Open the Door to Energy Efficiency
Jason Myrvik | Industrial Maintenance & Plant Operation
Hydraulic and bi-fold doors are one of the most convenient and necessary features on many buildings. Without them, we couldn’t quickly and easily load and unload bulk materials or have access into and out of buildings with large and oversized equipment. But with large doors, as with any opening into a structure, often comes the risk of energy losses and increased heating and cooling costs. Whether it’s a door for a new educational building or a replacement unit for an existing manufacturing facility, a door that’s built and installed with energy efficiency in mind will not only save costs but will also last longer.
When looking for a hydraulic or bi-fold door, you’ll see that most, if not all, are customized options. Even so, it’s still worth noting that this is the most critical aspect of the door selection process. Just like the windows in a house, a bi-fold or hydraulic door that’s made precisely for the opening it’s intended will be one of best lines of defense against energy loss.
Work with a manufacturer that is thorough and works from the beginning to the end of the project, designing, building and installing the door. This ensures they understand the needs of the facility and expectations of the project. For example, if temperature fluctuations are unacceptable due to the door’s proximity to sensitive materials, a swing-open hydraulic door with a fast open and close time might be preferred over a bi-fold door.
Some door manufacturers offer variable frequency drives for their bi-fold doors that decrease the door’s open and close cycle times by as much as 30 percent.
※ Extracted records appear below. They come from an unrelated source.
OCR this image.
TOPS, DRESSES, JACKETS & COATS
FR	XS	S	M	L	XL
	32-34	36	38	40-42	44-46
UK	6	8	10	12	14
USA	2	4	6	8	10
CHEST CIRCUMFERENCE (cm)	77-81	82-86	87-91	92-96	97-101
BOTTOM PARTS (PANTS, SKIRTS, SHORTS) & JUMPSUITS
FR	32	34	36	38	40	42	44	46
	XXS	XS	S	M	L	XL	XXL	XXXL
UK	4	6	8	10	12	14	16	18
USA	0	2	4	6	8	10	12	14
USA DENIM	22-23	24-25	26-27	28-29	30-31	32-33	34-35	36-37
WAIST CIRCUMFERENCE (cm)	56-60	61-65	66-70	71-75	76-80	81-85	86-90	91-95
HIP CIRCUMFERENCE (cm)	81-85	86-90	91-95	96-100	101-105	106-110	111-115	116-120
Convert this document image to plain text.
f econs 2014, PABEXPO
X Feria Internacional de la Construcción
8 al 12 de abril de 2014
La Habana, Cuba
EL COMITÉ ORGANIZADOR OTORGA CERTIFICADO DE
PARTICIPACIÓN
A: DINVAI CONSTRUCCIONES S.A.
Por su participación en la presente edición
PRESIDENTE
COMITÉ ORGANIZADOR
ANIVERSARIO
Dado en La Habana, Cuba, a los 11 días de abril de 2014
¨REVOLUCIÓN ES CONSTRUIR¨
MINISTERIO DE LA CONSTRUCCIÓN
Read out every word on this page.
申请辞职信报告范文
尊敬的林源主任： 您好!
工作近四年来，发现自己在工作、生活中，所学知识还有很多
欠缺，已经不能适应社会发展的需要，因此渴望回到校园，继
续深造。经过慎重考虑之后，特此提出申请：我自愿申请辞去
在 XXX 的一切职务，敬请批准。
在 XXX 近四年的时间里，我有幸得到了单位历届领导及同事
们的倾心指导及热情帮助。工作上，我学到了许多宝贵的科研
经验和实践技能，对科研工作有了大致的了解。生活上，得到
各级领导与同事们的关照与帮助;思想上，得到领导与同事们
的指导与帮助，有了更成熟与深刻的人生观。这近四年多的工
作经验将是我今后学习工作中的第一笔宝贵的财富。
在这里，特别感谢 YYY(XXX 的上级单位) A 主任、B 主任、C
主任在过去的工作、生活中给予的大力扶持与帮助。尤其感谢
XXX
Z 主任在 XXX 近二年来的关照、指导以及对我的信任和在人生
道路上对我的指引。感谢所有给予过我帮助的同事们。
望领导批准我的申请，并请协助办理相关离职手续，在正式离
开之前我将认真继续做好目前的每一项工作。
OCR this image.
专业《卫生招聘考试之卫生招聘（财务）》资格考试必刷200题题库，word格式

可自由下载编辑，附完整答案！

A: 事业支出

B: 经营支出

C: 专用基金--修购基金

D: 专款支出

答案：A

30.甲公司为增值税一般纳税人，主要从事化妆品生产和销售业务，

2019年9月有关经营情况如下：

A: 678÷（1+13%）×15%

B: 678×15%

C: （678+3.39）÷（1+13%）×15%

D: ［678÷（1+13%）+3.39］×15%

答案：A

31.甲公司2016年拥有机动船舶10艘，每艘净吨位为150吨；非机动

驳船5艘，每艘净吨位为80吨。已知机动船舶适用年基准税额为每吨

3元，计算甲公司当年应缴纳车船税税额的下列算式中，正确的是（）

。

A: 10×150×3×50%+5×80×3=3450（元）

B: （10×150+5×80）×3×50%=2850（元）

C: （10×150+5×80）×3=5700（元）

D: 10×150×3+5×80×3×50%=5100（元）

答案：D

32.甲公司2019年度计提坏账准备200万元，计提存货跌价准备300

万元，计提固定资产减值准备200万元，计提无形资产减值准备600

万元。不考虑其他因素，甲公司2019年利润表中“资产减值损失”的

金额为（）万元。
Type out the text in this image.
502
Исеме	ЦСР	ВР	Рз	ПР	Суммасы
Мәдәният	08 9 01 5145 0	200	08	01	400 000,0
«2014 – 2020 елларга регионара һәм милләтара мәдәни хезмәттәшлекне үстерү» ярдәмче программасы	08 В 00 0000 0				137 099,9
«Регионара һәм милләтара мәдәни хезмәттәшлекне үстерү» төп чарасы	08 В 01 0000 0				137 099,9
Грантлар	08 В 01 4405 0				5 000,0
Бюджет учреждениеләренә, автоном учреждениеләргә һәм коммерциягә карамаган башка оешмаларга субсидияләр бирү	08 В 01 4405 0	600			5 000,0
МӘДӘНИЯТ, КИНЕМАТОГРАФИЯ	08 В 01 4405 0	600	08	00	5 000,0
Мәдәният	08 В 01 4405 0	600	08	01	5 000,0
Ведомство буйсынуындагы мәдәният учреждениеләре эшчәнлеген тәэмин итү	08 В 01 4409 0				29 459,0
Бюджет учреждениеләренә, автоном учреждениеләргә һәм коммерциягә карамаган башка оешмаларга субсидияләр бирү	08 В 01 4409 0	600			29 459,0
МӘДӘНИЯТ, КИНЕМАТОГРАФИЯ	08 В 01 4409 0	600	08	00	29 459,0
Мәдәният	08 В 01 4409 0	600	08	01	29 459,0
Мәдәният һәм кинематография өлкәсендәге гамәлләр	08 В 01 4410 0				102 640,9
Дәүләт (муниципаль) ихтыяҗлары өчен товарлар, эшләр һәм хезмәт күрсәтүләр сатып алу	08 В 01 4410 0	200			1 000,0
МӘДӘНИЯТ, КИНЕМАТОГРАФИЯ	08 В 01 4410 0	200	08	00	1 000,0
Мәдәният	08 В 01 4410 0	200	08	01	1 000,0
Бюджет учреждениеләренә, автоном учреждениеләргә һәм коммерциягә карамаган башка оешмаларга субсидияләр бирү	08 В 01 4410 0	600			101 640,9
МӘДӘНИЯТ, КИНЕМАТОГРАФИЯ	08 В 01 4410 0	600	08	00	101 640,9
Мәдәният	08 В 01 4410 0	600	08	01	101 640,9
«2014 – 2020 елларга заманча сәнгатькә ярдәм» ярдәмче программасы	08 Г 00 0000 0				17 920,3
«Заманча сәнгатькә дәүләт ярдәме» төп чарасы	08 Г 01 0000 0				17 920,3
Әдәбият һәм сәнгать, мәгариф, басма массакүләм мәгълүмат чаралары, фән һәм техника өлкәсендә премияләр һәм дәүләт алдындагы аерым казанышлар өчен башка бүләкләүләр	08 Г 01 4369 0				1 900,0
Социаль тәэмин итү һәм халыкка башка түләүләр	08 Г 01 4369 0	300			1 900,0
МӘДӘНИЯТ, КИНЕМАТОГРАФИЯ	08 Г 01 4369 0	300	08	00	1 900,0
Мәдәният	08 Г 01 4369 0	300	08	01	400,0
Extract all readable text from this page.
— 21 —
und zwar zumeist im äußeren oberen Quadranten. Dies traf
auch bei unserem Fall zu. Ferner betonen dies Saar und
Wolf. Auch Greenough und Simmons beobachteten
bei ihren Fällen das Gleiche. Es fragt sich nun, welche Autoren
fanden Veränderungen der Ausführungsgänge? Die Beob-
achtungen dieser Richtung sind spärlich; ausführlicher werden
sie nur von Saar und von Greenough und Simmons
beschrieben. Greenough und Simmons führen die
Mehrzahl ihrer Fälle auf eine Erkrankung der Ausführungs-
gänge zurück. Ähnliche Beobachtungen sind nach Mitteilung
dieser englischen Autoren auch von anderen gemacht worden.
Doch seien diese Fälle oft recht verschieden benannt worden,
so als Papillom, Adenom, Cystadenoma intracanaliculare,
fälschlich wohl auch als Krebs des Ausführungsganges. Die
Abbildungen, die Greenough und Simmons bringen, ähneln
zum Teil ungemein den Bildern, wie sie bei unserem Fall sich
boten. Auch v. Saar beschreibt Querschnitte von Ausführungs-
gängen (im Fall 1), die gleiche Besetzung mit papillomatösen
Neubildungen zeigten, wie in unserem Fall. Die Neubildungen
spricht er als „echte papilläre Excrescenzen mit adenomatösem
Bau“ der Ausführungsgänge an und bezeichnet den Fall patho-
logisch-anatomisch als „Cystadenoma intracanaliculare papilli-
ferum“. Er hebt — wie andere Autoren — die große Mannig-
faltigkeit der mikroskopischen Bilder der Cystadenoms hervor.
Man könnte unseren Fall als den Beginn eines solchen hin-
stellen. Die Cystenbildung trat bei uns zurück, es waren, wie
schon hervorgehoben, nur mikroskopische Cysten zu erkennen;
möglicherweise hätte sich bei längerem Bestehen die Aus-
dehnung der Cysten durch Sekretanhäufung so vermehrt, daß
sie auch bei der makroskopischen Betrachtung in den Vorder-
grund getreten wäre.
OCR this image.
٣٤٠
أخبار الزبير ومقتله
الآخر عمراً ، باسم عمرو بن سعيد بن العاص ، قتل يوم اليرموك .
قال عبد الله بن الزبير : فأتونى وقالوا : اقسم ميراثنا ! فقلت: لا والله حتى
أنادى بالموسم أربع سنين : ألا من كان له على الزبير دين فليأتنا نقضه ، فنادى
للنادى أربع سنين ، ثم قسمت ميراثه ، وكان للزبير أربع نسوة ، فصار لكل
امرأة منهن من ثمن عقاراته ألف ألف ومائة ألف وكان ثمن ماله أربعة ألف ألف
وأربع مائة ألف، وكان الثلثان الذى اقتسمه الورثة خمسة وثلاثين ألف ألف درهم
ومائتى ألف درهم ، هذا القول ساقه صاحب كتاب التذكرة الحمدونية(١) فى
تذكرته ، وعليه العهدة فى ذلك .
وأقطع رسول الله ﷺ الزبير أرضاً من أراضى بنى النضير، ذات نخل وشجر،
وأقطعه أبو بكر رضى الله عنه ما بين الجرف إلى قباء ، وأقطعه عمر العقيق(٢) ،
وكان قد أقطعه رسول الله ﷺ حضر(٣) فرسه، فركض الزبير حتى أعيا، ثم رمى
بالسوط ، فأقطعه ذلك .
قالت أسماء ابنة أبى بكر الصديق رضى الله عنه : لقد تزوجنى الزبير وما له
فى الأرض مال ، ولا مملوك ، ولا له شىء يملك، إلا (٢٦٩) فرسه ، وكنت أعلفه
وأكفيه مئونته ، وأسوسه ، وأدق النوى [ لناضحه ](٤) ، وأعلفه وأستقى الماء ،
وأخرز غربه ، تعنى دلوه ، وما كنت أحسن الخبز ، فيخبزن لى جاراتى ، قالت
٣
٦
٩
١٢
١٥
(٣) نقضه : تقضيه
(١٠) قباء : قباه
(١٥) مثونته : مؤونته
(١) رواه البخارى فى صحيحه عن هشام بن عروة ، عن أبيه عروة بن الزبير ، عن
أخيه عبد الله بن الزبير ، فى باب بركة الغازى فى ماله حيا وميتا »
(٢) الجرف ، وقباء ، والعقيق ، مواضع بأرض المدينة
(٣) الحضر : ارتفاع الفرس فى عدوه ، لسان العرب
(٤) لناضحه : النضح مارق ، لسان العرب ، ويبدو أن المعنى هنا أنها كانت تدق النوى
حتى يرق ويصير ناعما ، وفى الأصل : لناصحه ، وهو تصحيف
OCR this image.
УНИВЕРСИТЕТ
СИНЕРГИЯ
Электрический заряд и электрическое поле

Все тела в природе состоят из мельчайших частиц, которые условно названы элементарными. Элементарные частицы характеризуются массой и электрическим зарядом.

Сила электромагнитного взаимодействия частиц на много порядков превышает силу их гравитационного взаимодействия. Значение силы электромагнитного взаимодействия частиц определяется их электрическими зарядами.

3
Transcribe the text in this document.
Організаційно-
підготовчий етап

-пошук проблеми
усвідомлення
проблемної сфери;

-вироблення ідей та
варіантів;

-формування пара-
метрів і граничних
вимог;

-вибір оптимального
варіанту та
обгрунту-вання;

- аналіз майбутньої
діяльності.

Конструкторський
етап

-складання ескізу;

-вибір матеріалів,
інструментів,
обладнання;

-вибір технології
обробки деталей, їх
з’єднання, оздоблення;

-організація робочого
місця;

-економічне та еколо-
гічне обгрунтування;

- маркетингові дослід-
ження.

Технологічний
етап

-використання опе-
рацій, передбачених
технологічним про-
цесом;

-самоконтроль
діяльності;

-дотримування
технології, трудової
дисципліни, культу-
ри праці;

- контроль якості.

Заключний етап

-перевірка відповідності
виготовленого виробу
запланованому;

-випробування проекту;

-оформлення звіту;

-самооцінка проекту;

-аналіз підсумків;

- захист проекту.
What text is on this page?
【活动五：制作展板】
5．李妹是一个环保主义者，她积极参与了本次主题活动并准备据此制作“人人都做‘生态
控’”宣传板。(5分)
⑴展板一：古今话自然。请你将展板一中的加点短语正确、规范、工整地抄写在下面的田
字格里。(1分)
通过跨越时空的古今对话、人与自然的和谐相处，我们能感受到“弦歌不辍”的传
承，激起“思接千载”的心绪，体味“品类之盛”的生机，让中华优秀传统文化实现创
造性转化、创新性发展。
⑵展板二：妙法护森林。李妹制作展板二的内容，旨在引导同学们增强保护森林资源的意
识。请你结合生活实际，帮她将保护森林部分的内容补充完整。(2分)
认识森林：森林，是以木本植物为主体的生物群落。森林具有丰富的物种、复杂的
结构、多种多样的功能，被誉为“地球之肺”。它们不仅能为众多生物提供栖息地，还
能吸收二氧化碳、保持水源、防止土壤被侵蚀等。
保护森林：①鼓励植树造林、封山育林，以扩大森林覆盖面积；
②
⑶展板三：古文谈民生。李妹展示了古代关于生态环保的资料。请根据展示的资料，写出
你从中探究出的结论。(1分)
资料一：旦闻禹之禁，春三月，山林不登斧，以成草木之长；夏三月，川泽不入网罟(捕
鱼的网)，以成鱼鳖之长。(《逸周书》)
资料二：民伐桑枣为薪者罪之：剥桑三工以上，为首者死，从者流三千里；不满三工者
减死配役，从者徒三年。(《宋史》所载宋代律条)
Some VFDs also convert single-phase power into three-phase power, which is more economical because it doesn’t require as much conductor material.
In addition to minimizing how long the door takes to open and close, choosing to insulate the door can also have a big impact on controlling energy loss. Take a look at the insulation options and choose an R-value, or how much the material can resist heat flow, that will be appropriate for the climate and building needs. For example, R-values of R-18 in bi-fold doors and R-22 for hydraulic units are ideal in climates with extreme temperatures. Insulation materials also vary and include white-faced blanket, board or spray foam. Blanket insulation is the least expensive and also has the lowest R-value of the three options. Spray foam, on the other hand, provides the best R-value, but costs the most. When considering windows, be sure to look for insulated glass options to maximize efficiency.
A malfunction or broken part can have a big impact on a facility’s production, especially in the dead of winter. A door that is solid, durable and built with quality components ensures optimal performance and contributes to energy efficiency day after day. Look for all-steel designs, which provide greater stability than doors made with wood and steel. Heavy-gauge steel tubing and jig-welded construction are ideal for enhancing door durability and dependability.
To expedite the installation process and minimize heating and cooling costs during replacement projects, work with a manufacturer that fabricates the door offsite and ensures materials are delivered to the site before the project. This will ensure a quick and smooth installation.
Doors are exposed to the elements every day, so it’s important to occasionally inspect them, especially before winter, to ensure energy savings year after year. Take a look at the seals and weather strip, which are the door’s only defense against air infiltration where it meets the ground and building.
Minimizing building energy loss and costs can be challenging when large building openings are needed, but knowing the ins and outs of installation and design will open the door to efficiencies and savings.